Miroslav,
You have not revealed the result of the experiment I suggested, so I
don't know whether the Linux kernel performs as expected with the
original design parameters.
I think we are done with this discussion. The kernel discipline loop is
conservatively designed according to sound engineering practice. This is
the practice in the systems engineering course I taught over several
years. You are invited to obstruct that practice to your own ends, but
not in the public distribution.
Dave
Miroslav Lichvar wrote:
On Wed, Jun 30, 2010 at 10:00:06PM +0000, David L. Mills wrote:
Is there somebody around here that understands feedback control
theory? You are doing extreme violence to determine a really simple
thing, the discipline loop impulse response. There is a much simpler
way.
It was a demonstration of what clknetsim can do. You may be able
to predict the result, but I'm not. I think being able to verify a
theory with simulations is always a good thing.
Of particular importance is the damping factor, which is evident
from the overshoot. If SHIFT_PLL is radically changed, I would
expect the overshoot to be replaced by an exponentially decaying
ring characteristic.
That's not what I see in tests on real hw and simulations with
SHIFT_PLL 2.
The change in SHIFT_PLL would result
in unstable behavior below 5 (32 s), as well as serious transients
if the discipline shifts from the daemon to the kernel and back. All
feedback loops become unstable unless the time constant is at least
several times the frequency update interval, which is this case is
one second. If you do want to explore how stability may be affected,
restore the original design and recompile the distribution with
NTP_MINPOLL changed from 3 to 1.
Is poll 1 SHIFT_PLL 4 really equal to poll 3 SHIFT_PLL 2 in this
respect? If you can provide information how to demostrate the
instability with SHIFT_PLL 2 and normal polls, it'll be much easier to
convince the kernel folks to change it back to 4.
With polls 3-10 and SHIFT_PLL 2, the only instability I've seen is
with very long update intervals (e.g. when the network connection
repeatedly goes up and down), the frequency will eventually start
jumping between +500 and -500 ppm. But kernel loop with SHIFT_PLL 4
and daemon loop with small poll intervals have the same problem, the
threshold is just 4 times higher for them.

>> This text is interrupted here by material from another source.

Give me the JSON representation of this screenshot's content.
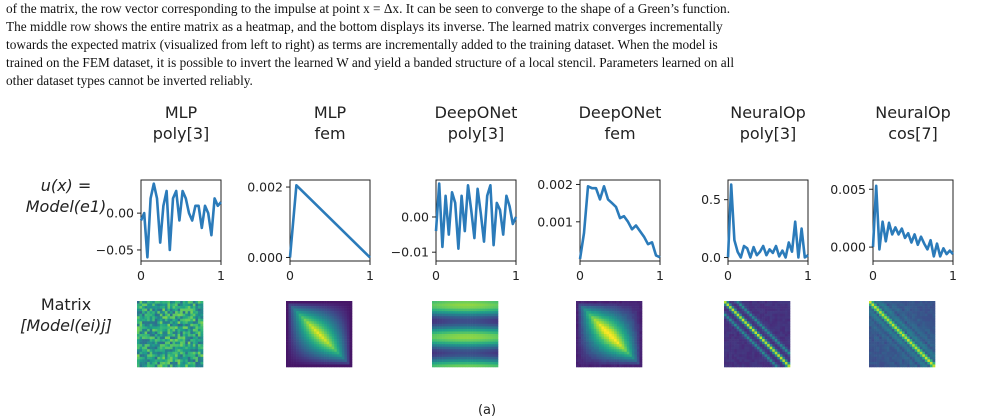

clknetsim has a pll_clamp option which can be enabled to avoid this
instability, it clamps the PLL update interval to
tc * (1 << (ntp_shift_pll + 1)), where tc is the time constant in
seconds. I will be doing more testing with it and possibly propose to
include a similar code in the kernel.
As for runtime switching between daemon and kernel discipline, I
haven't tried that. I didn't even know it is supported by ntpd.
To fix the original problem reported to me, change the frequency
gain (only) by the square of 100 divided by the new clock frequency
in Hz. For instance, to preserve the loop dynamics with a 1000-Hz
clock, divide the frequency gain parameter by 100. In the original
nanokernel routine ktime.c at line 60 there is a line
SHIFT_PLL * 2 + time_constant.
Replacing it by SHIFT_PLL * 20 + time_constant would fix the
progblem for 1000-Hz clocks.
I'm not a kernel developer, but I think this is already fixed. Current
kernels can be configured to use a dynamic HZ (CONFIG_NO_HZ aka
tickless mode), so the ntp code had to be rewritten to allow such
operation. With SHIFT_PLL 4, the response and the overshoot is exactly
as you describe it should be.
BTW, the effect of changing SHIFT_PLL to 2 on clock accuracy in
various network conditions is shown here:
http://fedorapeople.org/~mlichvar/clknetsim/test1_exp.png
With poll 6 and 10ppb/s wander, the crossover is around 10ms jitter.
With larger jitters SHIFT_PLL 2 can be up to 2 times worse (it seems
this can't be improved by lowering the poll interval) and with very
small jitters it can be about 50 times better.